Pointing is our language of choice in the absence of common words.

Another trolley carries a large steel pot of congee. A woman pushing a third tut-tuts me when I refuse her offer of har gow. She is right — it’s immediately evident it’s my mistake to miss out.

But, we’ve been travelling a long time and have immediately thrown ourselves into the fray. Our whole breakfast comes to $20.

The Lin Heung Tea House was founded in 1889 and has stood on this spot for nearly 40 years. It offers loose leaf tea, filling your pot from a large kettle, while food comes down the dumbwaiter, or is carted out of the kitchen before winding around your shared table – women doffing the steamers’ lids like an old British gentleman tipping his cap.

We don’t know the language. Don’t know the food. But we know it’s exactly what we’re looking for.

And I have the heavily red-stamped order card to prove it.

Nature Versus Nurture.

We've been building to this.
Sai Ying Pun, Hong Kong – Lush, green hills hooded in rain clouds unfold beside us.

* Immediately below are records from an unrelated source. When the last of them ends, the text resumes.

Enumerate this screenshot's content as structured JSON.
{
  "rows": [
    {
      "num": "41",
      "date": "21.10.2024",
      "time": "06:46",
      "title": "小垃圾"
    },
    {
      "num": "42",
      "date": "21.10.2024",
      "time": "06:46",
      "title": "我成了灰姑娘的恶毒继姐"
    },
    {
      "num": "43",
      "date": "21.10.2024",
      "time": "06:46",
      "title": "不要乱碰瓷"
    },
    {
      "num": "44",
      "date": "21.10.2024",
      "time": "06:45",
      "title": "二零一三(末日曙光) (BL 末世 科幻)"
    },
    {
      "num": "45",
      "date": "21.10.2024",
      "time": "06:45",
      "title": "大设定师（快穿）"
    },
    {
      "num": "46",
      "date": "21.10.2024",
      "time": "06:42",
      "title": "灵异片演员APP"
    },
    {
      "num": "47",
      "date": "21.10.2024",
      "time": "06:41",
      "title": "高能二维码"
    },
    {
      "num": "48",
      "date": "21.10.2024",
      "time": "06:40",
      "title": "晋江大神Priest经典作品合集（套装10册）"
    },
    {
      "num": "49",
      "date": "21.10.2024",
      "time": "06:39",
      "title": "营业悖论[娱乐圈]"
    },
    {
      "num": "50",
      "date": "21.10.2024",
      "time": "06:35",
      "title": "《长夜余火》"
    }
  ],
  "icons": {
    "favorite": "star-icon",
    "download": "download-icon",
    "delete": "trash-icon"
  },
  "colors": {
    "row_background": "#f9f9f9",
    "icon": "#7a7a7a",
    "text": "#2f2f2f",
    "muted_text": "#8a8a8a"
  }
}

They’d be more lush without several layers of weathered vellum laid over them.

The phallic machismo of shipping cranes and industrial steel, meanwhile, thrust from the water on the other side. Again, I question progress in the face of scarred beauty.

With a smooth purr, however, the train ride from the airport into the city strikes a balance: past versus future; beauty versus enterprise. Sometimes it's just a matter of the side you choose to look at.

Our arrival is like velvet.

And yet, I’m unsure what’s foggier: the landscape, or my mind after a 15-hour flight that left at 1:30 a.m. old-local time.

At what point do daydreams evaporate into the clouds around us?